Audio Transcription Service with Whisper.cpp local-first, chunked recording support.

Quick Start

1. Interactive Setup

# Clone the repo
git clone https://git.fuksa.de/Tasch/whisper-transcribe.git
cd whisper-transcribe

# Run setup (downloads whisper.cpp + model + configures everything)
bash scripts/setup.sh

2. Start Server

uv run uvicorn src.main:app --reload

3. Or use Docker

docker compose up --build

CLI Tool

# Interactive setup
python scripts/cli.py setup

# Download a model
python scripts/cli.py download base

# Start server
python scripts/cli.py serve --port 8000

Web UI

A simple recording UI is available at ui/index.html.
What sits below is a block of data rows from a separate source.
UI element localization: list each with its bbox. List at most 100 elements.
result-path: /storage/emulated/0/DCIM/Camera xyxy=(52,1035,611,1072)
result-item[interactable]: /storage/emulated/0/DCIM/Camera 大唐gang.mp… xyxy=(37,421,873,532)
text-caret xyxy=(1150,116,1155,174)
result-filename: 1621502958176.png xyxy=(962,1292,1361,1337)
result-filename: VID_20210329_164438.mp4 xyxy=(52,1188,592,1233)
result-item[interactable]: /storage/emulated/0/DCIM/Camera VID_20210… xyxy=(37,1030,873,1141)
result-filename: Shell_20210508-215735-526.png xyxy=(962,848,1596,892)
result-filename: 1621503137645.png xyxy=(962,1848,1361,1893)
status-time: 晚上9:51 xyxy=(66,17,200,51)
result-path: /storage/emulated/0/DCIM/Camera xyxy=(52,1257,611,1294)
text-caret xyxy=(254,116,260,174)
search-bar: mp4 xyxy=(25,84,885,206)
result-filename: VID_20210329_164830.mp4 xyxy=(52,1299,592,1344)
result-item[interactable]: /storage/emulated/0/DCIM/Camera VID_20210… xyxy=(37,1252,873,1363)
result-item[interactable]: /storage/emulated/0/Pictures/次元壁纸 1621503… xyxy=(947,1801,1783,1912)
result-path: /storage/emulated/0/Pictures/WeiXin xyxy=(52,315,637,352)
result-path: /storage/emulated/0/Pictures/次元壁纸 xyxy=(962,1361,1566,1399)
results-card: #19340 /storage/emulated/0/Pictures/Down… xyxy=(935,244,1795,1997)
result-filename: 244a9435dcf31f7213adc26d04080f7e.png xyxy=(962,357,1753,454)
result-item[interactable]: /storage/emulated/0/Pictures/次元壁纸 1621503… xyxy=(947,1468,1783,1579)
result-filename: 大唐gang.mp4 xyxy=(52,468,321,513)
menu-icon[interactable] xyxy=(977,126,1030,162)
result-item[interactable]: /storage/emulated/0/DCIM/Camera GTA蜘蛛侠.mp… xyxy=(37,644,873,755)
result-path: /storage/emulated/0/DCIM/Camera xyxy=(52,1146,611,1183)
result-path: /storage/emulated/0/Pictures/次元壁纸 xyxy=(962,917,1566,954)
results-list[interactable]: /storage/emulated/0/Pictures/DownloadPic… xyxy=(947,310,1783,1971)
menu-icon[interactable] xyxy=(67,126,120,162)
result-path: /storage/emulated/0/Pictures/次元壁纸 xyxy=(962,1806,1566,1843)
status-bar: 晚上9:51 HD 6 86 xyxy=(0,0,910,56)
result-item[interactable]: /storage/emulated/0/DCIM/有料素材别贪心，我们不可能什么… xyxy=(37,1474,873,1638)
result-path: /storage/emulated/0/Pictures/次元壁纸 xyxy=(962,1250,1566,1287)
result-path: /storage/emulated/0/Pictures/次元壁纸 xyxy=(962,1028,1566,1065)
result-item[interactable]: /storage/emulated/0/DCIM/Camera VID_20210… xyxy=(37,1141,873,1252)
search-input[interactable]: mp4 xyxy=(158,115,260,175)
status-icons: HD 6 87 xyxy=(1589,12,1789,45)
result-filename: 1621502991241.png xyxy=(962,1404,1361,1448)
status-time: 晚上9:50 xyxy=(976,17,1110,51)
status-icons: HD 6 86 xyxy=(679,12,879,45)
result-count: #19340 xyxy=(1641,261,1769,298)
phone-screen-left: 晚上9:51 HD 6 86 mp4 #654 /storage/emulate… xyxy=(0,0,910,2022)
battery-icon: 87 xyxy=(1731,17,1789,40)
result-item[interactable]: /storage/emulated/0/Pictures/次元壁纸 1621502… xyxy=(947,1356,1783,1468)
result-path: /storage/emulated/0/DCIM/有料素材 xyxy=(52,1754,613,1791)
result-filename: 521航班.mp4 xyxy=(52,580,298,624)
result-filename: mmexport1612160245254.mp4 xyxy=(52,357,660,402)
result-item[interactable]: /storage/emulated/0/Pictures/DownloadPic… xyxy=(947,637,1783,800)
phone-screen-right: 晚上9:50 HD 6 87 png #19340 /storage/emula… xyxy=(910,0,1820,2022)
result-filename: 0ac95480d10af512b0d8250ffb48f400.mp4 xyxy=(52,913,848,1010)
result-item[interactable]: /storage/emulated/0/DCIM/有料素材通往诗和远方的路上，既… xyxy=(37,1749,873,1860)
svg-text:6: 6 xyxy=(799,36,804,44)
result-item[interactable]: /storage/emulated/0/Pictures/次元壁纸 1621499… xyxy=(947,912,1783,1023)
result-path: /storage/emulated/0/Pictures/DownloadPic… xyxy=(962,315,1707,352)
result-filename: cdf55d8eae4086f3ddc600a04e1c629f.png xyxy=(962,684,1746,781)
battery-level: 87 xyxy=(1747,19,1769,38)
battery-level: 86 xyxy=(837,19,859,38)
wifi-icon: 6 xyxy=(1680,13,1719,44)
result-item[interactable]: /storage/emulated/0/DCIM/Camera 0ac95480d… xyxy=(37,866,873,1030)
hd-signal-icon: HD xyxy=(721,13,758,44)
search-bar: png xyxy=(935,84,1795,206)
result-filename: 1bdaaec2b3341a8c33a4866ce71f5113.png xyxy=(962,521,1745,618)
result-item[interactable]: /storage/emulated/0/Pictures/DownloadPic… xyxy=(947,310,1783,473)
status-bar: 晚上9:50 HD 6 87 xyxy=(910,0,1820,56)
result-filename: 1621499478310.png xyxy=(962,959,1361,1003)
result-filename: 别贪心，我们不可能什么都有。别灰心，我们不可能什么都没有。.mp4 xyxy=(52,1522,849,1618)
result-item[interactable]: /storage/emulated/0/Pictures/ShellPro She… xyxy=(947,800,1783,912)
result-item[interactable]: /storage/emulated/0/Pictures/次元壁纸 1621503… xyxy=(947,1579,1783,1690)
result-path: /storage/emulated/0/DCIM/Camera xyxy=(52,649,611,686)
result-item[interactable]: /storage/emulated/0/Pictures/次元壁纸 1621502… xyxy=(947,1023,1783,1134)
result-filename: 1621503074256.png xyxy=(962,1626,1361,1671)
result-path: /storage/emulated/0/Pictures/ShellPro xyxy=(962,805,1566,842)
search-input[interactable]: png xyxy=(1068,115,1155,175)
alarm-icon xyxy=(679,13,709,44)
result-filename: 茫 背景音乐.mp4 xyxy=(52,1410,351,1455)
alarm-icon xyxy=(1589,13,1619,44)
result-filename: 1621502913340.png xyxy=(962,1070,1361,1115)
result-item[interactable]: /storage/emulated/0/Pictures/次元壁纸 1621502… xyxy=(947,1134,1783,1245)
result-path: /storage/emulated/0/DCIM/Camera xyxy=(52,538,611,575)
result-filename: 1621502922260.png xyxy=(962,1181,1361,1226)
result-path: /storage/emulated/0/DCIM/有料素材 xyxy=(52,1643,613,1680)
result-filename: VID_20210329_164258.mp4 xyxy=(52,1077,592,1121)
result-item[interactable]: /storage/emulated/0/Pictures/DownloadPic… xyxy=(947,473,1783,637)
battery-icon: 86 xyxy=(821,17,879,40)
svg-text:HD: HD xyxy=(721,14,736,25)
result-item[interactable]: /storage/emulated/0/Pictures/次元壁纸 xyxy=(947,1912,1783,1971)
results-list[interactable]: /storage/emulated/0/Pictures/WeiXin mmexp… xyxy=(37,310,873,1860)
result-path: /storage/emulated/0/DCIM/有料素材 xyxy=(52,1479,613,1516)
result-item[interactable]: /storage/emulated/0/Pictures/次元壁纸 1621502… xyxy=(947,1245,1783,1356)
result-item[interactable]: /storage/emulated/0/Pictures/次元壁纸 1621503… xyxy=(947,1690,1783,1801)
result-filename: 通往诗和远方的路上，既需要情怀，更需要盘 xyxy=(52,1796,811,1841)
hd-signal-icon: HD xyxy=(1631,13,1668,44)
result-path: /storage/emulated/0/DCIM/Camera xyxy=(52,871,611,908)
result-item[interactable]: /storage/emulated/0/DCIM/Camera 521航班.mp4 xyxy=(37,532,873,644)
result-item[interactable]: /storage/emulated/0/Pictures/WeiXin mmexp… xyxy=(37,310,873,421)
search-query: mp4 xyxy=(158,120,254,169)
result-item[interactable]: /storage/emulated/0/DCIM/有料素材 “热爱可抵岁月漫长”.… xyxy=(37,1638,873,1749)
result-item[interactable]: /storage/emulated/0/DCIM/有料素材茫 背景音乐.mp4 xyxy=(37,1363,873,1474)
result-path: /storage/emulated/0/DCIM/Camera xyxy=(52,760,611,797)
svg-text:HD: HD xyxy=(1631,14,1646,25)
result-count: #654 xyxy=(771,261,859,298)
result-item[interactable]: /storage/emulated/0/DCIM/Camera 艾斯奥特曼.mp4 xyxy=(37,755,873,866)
# Serve the UI (or open directly in browser)
# Just open ui/index.html in your browser

Features:

  • One-click recording
  • Visual timer
  • Sends chunks automatically to server
  • Shows transcription when done

API Endpoints

Method Endpoint Description
GET /api/v1/health Health check
POST /api/v1/record/start Start recording session
POST /api/v1/record/chunk/{session_id} Add audio chunk
POST /api/v1/record/stop/{session_id} Stop + transcribe
POST /api/v1/transcribe Direct file upload

Configuration

Edit settings.yaml:

whisper:
  model: base              # tiny, base, small, medium, large
  language: null           # auto-detect, or: "de", "en", etc.
  model_path: models/ggml-base.bin

recording:
  chunk_duration_sec: 30   # Chunk size for recording sessions

routing:
  to_tasch:
    enabled: true          # Send transcripts to Tasch
  to_repo:
    enabled: false
    repo_url: "https://git.fuksa.de/..."

Development

# Install dependencies
uv sync

# Run tests
uv run pytest -m "not integration"

# Lint
uv run ruff check src/ tests/

Architecture

src/
├── audio/           # Recording sessions, file handling
├── transcription/   # Whisper.cpp wrapper
├── routing/         # Output dispatcher
├── api/             # FastAPI routes
└── main.py          # App entry point